In a province with dense forests like Central Kalimantan, people are very dependent on what nature provides. The food, water, and livelihoods all come from nature. This has made a very strong connection between local people and the forests which are just a few minutes walk from their neighbourhood. However, the economic shift has neglected this immense value of the forest where society prefers the easy-money practices which are frequently unsustainable.
Therefore, locating people at the heart of conservation is deemed necessary for the best practices of forest management. As for this reason, Borneo Nature Foundation (BNF) has recently initiated Community Development (ComDev) Programme for local communities who live side by side with the Rungan forest. The programme provides access for the local people to learn the alternative and sustainable livelihoods from the experts.

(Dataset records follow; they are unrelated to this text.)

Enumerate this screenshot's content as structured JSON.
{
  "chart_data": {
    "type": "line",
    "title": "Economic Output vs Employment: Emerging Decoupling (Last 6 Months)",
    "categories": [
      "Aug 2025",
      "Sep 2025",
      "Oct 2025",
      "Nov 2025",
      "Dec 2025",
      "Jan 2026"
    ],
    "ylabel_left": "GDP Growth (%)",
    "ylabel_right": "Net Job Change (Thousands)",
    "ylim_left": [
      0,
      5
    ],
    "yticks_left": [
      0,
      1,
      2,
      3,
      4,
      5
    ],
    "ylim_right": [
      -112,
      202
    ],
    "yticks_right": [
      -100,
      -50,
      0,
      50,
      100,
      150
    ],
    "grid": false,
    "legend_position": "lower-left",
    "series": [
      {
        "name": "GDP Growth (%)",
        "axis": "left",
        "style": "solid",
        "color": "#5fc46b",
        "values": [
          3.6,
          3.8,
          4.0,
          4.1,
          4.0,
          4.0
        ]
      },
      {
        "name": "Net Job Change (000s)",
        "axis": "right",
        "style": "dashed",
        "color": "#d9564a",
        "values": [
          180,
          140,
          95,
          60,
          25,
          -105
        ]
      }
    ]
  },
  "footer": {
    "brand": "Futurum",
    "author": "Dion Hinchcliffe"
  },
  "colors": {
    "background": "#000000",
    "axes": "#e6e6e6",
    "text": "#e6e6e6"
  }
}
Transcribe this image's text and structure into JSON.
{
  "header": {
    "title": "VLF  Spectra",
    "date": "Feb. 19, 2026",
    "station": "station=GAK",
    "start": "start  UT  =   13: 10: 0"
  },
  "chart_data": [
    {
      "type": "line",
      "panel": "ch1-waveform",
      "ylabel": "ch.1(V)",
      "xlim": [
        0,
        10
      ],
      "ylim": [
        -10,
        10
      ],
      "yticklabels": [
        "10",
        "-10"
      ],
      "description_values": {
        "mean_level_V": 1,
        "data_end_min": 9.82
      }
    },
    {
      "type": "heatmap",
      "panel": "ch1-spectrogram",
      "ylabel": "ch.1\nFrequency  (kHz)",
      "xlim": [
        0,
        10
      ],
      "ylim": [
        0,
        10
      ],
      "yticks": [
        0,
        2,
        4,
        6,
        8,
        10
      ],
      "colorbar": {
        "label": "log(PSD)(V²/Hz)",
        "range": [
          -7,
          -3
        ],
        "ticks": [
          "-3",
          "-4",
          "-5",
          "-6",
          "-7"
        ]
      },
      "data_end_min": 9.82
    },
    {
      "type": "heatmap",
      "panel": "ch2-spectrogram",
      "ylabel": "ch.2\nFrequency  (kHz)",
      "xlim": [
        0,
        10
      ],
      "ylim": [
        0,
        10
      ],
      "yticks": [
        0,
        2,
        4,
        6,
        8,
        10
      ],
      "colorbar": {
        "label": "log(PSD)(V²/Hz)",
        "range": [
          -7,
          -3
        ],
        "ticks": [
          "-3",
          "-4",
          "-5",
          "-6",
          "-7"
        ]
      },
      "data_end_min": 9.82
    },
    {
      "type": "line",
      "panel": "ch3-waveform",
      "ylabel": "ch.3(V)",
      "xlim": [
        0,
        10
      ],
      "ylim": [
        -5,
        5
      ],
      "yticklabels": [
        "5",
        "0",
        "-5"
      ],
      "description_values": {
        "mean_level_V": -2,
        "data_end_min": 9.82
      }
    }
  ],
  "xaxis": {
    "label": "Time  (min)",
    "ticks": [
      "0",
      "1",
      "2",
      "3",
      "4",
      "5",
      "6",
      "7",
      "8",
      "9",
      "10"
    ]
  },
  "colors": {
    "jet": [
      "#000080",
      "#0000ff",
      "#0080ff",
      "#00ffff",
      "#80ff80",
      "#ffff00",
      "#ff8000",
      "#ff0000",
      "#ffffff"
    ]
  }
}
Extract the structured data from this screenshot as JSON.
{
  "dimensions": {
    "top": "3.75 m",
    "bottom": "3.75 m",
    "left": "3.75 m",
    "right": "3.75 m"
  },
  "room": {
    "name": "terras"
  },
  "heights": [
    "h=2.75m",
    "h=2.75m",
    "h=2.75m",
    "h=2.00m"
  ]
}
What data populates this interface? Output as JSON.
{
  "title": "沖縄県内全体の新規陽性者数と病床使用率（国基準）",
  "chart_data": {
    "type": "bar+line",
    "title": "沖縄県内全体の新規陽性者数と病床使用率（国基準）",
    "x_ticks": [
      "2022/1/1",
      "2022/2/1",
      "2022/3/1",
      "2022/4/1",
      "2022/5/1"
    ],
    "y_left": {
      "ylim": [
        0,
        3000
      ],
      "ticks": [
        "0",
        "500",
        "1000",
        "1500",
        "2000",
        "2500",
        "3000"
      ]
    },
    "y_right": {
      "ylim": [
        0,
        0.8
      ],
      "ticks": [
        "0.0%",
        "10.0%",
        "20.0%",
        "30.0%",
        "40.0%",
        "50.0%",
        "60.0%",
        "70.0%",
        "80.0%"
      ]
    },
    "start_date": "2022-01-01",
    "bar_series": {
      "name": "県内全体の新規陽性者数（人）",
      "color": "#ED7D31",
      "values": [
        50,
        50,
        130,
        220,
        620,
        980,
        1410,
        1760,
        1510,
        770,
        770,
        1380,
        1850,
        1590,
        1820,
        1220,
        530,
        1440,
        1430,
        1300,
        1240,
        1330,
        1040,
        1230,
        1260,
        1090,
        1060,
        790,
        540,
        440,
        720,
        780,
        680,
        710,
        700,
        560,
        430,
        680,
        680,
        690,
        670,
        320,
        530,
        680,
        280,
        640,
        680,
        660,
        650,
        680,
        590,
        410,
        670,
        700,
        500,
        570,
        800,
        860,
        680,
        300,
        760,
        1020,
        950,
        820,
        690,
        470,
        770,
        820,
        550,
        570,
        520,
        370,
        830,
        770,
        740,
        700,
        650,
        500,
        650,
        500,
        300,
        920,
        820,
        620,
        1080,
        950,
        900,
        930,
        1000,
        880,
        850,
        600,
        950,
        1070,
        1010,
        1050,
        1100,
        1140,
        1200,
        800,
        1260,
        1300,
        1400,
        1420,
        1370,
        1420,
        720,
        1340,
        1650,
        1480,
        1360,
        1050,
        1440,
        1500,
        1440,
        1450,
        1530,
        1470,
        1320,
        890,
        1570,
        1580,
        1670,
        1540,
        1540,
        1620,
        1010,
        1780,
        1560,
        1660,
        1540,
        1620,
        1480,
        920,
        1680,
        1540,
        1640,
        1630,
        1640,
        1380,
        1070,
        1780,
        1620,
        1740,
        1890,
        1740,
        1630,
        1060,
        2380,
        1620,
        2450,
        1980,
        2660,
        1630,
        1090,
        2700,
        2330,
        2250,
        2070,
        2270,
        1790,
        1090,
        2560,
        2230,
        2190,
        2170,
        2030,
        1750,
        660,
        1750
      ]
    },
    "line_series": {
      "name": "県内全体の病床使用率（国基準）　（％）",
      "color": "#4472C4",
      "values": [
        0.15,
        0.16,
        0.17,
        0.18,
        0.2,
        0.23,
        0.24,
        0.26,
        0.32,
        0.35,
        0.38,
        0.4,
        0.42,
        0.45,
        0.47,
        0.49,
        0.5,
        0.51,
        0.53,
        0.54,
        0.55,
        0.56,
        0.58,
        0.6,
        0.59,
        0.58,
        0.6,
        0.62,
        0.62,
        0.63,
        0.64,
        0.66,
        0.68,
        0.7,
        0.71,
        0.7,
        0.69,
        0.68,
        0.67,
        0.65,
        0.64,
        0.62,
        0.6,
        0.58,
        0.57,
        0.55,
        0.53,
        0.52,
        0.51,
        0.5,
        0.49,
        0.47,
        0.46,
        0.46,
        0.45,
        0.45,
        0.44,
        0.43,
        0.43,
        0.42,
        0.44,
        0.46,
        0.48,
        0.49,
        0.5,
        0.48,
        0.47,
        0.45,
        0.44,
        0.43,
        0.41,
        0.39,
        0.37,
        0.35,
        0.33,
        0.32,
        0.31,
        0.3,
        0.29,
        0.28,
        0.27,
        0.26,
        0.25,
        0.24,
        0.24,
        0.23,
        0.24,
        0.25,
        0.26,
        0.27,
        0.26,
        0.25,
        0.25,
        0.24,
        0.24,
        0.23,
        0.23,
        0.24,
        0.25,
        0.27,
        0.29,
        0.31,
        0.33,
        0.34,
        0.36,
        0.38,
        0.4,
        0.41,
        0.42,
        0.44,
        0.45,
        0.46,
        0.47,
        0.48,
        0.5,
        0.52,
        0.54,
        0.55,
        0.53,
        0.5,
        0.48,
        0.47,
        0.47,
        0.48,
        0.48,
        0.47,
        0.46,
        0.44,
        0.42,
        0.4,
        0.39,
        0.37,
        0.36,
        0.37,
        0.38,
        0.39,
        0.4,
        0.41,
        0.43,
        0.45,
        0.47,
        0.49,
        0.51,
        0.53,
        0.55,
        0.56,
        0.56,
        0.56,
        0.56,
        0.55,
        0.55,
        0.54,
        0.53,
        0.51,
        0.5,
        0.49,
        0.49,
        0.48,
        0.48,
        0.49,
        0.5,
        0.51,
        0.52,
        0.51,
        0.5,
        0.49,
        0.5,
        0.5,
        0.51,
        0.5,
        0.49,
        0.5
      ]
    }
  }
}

With generous support from our partners, Save The Orangutan and Civil Society in Development (CISU), Rainforest Trust, U.S. Fish and Wildlife Service, we’re able to carry out ComDev programme in four administrative villages in Rakumpit District which is a part of the Rungan Landscapes. These are the village of Bukit Sua, Panjehang, Petuk Berunai, and Mungku Baru.
Based on the data collected, the majority of the communities have shifted from the rubber plantation to the mining practices as the primary source of their income. Mining operations have been practiced for the past years since the decline of the rubber price in the market and the remote access of the village has made the transport cost unaffordable. As a result, the lands that used to be the rubber plantation are left and abandoned. Although gold mining is considered to be more promising, the business has also put serious threats to the environment as mercury is frequently used to leach gold from ores.
The training has been kicked off since 2018 and will continue for several months ahead. The participants benefitted the farming knowledge of agricultural commodities such as mustard leaf, spinach, tomatoes, beans, and other local vegetable products. They were not only engaged in theoretical sessions but were also encouraged to do the farming on individual lands that should be monitored and checked regularly because later they will have to present the progress report of the farming practices to the team. In addition to that, the participants also received the seedlings for agricultural commodities from the BNF teams that fully support the training.
In the long run, the training will be aimed at the long-term agricultural products that will be expected to be income-generating for local communities. The future design of the programme will also be attempted at the establishment of the group farming for these agricultural products. Through this programme, it’s expected that the local communities will shift from the unstainable economy to green income-generating activities.